Fornai M, Antonioli L, Colucci R, Ghisu N, Buccianti P, Marioni A, Chiarugi M, Tuccori M, Blandizzi C, Del Tacca M
Division of Pharmacology and Chemotherapy, Department of Internal Medicine, University of Pisa, Pisa, Italy.
Neurogastroenterol Motil. 2009 Apr;21(4):451-66. doi: 10.1111/j.1365-2982.2008.01213.x. Epub 2008 Oct 25.
Experimental evidence in animal models suggests that adenosine is involved in the regulation of digestive functions. This study examines the influence of adenosine on the contractile activity of human colon. Reverse transcription-polymerase chain reaction revealed A(1) and A(2a) receptor expression in colonic neuromuscular layers. Circular muscle preparations were connected to isotonic transducers to determine the effects of 8-cyclopentyl-1,3-dipropylxanthine (DPCPX; A(1) receptor antagonist), ZM 241385 (A(2a) receptor antagonist), CCPA (A(1) receptor agonist) and 2-[(p-2-carboxyethyl)-phenethylamino]-5'-N-ethyl-carboxamide-adenosine (CGS 21680; A(2a) receptor agonist) on motor responses evoked by electrical stimulation or carbachol. Electrically evoked contractions were enhanced by DPCPX and ZM 241385, and reduced by CCPA and CGS 21680. Similar effects were observed when colonic preparations were incubated with guanethidine (noradrenergic blocker), L-732,138, GR-159897 and SB-218795 (NK receptor antagonists). However, in the presence of guanethidine, NK receptor antagonists and N(omega)-propyl-L-arginine (NPA; neuronal nitric oxide synthase inhibitor), the effects of DPCPX and CCPA were still evident, while those of ZM 241385 and CGS 21680 no longer occurred. Carbachol-induced contractions were unaffected by A(2a) receptor ligands, but they were enhanced or reduced by DPCPX and CCPA, respectively. When colonic preparations were incubated with guanethidine, NK antagonists and atropine, electrically induced relaxations were partly reduced by ZM 241385 or NPA, but unaffected by DPCPX. Dipyridamole or application of exogenous adenosine reduced electrically and carbachol-evoked contractions, whereas adenosine deaminase enhanced such motor responses. In conclusion, adenosine exerts an inhibitory control on human colonic motility. A(1) receptors mediate direct modulating actions on smooth muscle, whereas A(2a) receptors operate through inhibitory nitrergic nerve pathways.

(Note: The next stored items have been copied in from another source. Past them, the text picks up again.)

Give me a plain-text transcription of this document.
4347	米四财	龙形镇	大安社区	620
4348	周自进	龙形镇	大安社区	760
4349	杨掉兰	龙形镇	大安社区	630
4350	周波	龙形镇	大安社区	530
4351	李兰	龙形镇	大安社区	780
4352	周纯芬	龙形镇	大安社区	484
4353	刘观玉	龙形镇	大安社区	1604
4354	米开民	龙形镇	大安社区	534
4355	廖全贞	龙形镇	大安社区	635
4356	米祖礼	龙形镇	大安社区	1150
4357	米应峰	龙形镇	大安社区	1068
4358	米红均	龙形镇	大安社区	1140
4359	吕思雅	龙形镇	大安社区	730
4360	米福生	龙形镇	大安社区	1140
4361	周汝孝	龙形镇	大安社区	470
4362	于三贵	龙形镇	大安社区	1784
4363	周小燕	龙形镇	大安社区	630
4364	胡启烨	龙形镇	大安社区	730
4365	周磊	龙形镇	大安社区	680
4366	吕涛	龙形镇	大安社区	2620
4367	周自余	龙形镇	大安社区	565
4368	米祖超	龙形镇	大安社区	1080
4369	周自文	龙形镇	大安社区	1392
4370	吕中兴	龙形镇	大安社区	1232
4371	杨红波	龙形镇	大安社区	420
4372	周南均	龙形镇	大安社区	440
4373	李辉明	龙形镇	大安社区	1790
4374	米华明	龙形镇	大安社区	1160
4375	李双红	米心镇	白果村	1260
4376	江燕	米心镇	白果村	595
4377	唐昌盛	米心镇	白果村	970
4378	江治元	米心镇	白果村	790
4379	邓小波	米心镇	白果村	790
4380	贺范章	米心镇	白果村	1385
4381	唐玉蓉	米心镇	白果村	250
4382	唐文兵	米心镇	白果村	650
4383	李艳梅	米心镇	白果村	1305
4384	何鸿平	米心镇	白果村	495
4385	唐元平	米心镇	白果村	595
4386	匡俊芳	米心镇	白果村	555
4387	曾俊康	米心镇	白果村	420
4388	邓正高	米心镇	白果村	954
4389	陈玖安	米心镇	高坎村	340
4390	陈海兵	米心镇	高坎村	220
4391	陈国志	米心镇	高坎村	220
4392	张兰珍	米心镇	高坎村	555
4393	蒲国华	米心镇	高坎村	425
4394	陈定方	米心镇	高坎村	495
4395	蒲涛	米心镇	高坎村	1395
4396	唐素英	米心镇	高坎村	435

动物模型中的实验证据表明,腺苷参与消化功能的调节。本研究考察了腺苷对人结肠收缩活性的影响。逆转录-聚合酶链反应显示结肠神经肌肉层中有A(1)和A(2a)受体表达。环形肌制备物连接到等张换能器上,以确定8-环戊基-1,3-二丙基黄嘌呤(DPCPX;A(1)受体拮抗剂)、ZM 241385(A(2a)受体拮抗剂)、CCPA(A(1)受体激动剂)和2-[(对-2-羧乙基)-苯乙氨基]-5'-N-乙基-羧酰胺腺苷(CGS 21680;A(2a)受体激动剂)对电刺激或卡巴胆碱诱发的运动反应的影响。DPCPX和ZM 241385增强电诱发的收缩,CCPA和CGS 21680则使其减弱。当结肠制备物与胍乙啶(去甲肾上腺素能阻滞剂)、L-732,138、GR-159897和SB-218795(NK受体拮抗剂)一起孵育时,观察到类似的效果。然而,在存在胍乙啶、NK受体拮抗剂和N(ω)-丙基-L-精氨酸(NPA;神经元型一氧化氮合酶抑制剂)的情况下,DPCPX和CCPA的作用仍然明显,而ZM 241385和CGS 21680的作用不再出现。卡巴胆碱诱发的收缩不受A(2a)受体配体的影响,但分别被DPCPX和CCPA增强或减弱。当结肠制备物与胍乙啶、NK拮抗剂和阿托品一起孵育时,电诱发的舒张部分被ZM 241385或NPA减弱,但不受DPCPX影响。双嘧达莫或应用外源性腺苷可减弱电刺激和卡巴胆碱诱发的收缩,而腺苷脱氨酶则增强这种运动反应。总之,腺苷对人结肠运动起抑制性调控作用。A(1)受体介导对平滑肌的直接调节作用,而A(2a)受体则通过抑制性一氧化氮能神经通路发挥作用。